Page 192 of Celestial Combat
I took a step back.
His hand hovered in the air for a second before falling away.
“I need to shower,” I said. My voice was calm, even – but that tightness lingered in my throat. “Alone.”
Zane nodded once, slowly. He watched me with that unreadable expression, that used to drive me crazy because I never knew what he was thinking.
I turned away before I broke first.
I said I would help him. And I would.
But I needed a second.
Steam swirled around me like ghosts, and all I could hear was the howling wind against the windows and the echo of my heart pounding too loud in my ears.
We walked the short distance to the club.
The snow fell soft and sharp against my cheeks, each flake melting on my skin before it could sting. Moscow was alive around us – sleek black cars lined the curb, their engines humming low, windows fogged from within. The sky above was a deep indigo, smeared with clouds, and the buildings around us gleamed like obsidian teeth rising from the frozen earth. Winter here didn’t just exist – it ruled.
I tugged the lapels of my long black coat tighter around me as we moved through the city center. Zane walked beside me, tall and unbothered by the cold, shoulders squared. There was something about the way he walked here – grounded, calculating – that told me he didn’t feel like a foreigner. He blended in with the shadows, with the smoke curling from alleyways, with the hush of danger that clung to the air.
The club loomed ahead like a cathedral of decadence, buried in the spine of a brutalist high-rise. No neon signs. No name.
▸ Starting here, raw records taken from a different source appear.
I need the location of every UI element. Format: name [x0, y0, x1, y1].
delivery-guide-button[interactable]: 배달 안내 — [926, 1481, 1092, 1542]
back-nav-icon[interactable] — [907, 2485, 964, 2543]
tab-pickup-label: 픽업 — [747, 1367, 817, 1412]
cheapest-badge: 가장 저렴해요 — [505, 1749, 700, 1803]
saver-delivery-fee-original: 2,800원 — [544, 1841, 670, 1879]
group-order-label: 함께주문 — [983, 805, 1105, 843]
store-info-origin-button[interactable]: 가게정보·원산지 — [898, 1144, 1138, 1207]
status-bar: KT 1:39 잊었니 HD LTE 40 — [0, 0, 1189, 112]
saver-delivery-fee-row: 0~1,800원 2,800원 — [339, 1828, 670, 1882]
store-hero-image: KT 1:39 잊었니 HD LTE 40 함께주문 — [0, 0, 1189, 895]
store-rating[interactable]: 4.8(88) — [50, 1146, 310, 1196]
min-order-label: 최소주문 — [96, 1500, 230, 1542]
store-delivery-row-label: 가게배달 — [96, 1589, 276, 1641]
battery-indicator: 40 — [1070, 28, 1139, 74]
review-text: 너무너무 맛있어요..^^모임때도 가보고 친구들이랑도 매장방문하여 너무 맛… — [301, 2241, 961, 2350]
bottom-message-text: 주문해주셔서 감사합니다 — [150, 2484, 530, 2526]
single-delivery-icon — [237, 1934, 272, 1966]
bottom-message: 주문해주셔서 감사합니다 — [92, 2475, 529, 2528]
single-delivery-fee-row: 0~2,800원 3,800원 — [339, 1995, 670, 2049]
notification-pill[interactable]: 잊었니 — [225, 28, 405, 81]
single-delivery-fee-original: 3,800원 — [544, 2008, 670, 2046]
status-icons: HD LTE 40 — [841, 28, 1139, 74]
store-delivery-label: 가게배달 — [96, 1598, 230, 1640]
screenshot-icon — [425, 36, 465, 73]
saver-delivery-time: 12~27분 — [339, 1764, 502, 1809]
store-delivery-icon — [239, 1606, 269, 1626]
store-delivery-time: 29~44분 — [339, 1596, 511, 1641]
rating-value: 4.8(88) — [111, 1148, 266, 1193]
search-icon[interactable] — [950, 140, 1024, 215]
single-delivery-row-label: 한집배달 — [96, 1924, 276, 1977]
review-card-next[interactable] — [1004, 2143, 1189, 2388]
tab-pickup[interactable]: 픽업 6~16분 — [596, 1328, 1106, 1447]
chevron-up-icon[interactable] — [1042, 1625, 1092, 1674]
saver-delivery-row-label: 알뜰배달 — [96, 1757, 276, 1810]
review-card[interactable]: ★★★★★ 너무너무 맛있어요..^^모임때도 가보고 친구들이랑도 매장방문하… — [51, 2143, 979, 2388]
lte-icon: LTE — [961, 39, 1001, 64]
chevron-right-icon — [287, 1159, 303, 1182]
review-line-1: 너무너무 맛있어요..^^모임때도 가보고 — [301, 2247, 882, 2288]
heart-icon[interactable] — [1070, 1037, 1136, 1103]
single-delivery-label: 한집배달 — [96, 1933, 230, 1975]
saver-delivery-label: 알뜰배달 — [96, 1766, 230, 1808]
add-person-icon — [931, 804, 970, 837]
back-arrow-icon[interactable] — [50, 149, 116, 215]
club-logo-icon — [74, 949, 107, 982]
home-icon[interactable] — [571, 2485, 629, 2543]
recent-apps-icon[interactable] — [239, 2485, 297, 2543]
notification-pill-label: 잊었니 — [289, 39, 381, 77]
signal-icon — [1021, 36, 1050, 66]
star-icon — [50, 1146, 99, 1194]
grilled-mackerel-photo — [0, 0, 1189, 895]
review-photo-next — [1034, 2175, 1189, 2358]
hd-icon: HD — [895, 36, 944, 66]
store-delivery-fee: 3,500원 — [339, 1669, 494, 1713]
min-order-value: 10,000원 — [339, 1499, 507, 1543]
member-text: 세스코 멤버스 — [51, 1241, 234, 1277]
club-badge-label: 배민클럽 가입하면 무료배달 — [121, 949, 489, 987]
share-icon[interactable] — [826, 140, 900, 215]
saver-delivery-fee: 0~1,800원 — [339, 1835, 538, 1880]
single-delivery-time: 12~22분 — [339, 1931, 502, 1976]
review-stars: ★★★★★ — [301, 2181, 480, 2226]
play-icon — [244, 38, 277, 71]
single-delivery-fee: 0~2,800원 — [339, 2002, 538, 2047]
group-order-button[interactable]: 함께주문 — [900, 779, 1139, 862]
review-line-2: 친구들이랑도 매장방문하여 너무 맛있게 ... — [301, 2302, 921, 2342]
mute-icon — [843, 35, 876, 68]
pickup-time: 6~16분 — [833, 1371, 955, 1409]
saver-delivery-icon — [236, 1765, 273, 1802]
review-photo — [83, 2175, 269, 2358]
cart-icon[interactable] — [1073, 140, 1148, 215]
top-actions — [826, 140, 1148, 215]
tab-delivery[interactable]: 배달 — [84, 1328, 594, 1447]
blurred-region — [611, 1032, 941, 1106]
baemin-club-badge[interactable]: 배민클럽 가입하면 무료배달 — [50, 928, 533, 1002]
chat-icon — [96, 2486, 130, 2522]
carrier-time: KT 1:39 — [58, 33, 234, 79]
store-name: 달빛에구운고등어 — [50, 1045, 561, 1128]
Just heat pouring from the entrance, thick bass thudding from within, and a red velvet rope guarded by a mountain of a man in black.
The bouncer eyed us like we were meat.
Then Zane pulled a folded stack of cash from his pocket – five grand in crisp euro notes – and handed it over wordlessly. The man flicked his gaze to it, then to Zane. A nod, then he stepped aside.
The doors opened and swallowed us whole.
Heat slapped me in the face, chased the cold right off my skin. Gold and red light bled down the walls. Suspended glass staircases stretched into the air like illusions. Bodyguards in suits lingered at every landing, earpieces tucked discreetly, eyes never still. Women in skin-tight couture danced under skylights that shimmered like falling stars. The techno was deep, guttural, ancient – it didn’t feel like music so much as a heartbeat from underground.
It smelled like money, sex, diamonds, gunmetal and spilled vodka.
Zane leaned in, his breath brushing my temple. “Stay close,” he murmured, low and rough.
I didn’t need him to say it twice.
We moved together through the crowd, silent currents in the crush of bodies. I could feel eyes on us – curious, assessing, territorial. This wasn’t just a nightclub. This was Bratva ground.
And we were walking straight into the lion’s den.
I weaved through the crowd beside Zane, the pulse of bass thundering in my ears. Pain and purpose sharpened every movement – each elbow, shoulder, and knee strike was precise, choreographed. No guns. No blood. Just quick disruption: a garbled grunt, a slump, then another body hitting the plush carpet. Our path to the VIP lounge opened like a river parting, leaving confusion and unconscious bouncers in our wake.
We slipped inside the VIP behind an unmarked door, the strobe glow flickering on polished marble and vein inlaid mahogany. Beyond a one-way glass wall, a man sat at the bar – blonde hair slicked back, jaw set in bored disinterest. He nursed a glass of something dark.
Zane stepped forward, voice low enough to keep the glass between them. “I’m looking for Aslanov.”
The man barely looked up. “You’re looking at him.”
I frowned. He was too young. Too slim. Not brutal enough.
I glanced at Zane – our eyes locked, both confused.
He turned back to the man. “The old Pakhan.”
The blonde man finally studied us, one eyebrow arching.
“Ilya Aslanov,” I clarified, voice measured.